Add this to your Cargo.toml:

[dependencies]
sherwood_table = "0.1.0"

Basic Examples

use sherwood_table::HashTable;

// Create a new hash table
let mut table: HashTable<i32, String> = HashTable::new();

// Insert key-value pairs
table.insert(1, "one".to_string());
table.insert(2, "two".to_string());

// Get values
assert_eq!(table.get(&1), Some(&"one".to_string()));

// Update values
table.insert(1, "ONE".to_string());
assert_eq!(table.get(&1), Some(&"ONE".to_string()));

// Iterate over all entries
for (key, value) in &table {
    println!("{}: {}", key, value);
}

// Remove entries
let removed = table.remove(&1);
assert_eq!(removed, Some("ONE".to_string()));

Custom Hashers and Policies

use sherwood_table::{HashTable, PowerOf2HashPolicy, BuildHasherWrapper};
use std::collections::hash_map::RandomState;

// Create a custom hash state and policy
let hasher = RandomState::new();
let policy = PowerOf2HashPolicy;
let hash_wrapper = BuildHasherWrapper::new(hasher, policy);

// Use the custom hasher and policy
let mut table: HashTable<String, i32, _, _> = 
    HashTable::with_hasher_and_policy(hasher, policy);

// Insert and retrieve as normal
table.insert("hello".to_string(), 42);
assert_eq!(table.get("hello"), Some(&42));

Implementation Details

Sherwood Table uses Robin Hood hashing, a form of open addressing that minimizes variance in probe sequence lengths by systematically shuffling entries based on their "desired distance" from their ideal hash bucket.

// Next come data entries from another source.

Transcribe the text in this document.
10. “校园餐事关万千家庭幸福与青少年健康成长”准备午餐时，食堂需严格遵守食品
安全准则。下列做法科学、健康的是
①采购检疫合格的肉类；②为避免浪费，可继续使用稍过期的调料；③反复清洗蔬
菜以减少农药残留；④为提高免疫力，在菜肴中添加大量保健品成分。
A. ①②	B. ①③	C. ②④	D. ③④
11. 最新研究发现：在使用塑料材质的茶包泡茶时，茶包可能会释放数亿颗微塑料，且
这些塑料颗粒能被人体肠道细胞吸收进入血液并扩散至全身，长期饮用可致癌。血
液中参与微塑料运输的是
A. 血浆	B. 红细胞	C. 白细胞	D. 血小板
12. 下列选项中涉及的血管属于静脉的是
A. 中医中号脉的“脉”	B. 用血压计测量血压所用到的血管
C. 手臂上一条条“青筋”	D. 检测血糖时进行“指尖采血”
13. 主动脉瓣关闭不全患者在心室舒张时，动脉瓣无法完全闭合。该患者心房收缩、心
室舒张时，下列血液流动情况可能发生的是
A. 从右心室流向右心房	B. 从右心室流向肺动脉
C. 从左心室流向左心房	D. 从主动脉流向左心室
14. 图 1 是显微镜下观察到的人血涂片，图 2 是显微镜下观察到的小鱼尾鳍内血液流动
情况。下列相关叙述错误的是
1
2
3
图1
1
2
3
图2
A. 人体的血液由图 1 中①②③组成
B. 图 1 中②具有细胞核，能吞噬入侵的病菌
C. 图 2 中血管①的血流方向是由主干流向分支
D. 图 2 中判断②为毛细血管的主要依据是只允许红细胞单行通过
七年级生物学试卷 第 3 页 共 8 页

This approach:

  • Reduces worst-case lookup time
  • Improves cache locality
  • Provides more predictable performance under high load factors

The implementation uses a 1-based indexing scheme for the backing array and handles hash collisions through linear probing with Robin Hood displacement.

Performance

The hash table is designed for high performance with:

  • O(1) average case for insertions, lookups, and deletions
  • Optimized memory usage with lazy allocation
  • Configurable load factor for space/time tradeoffs
  • Efficient resizing strategy

Still not as fast as built-in hash table.

Acknowledgments

This project was inspired by the sherwood_v3_table created by Malte Skarupke. The original work provided valuable insights and ideas.

License

This project is licensed under the MIT License - see the LICENSE file for details.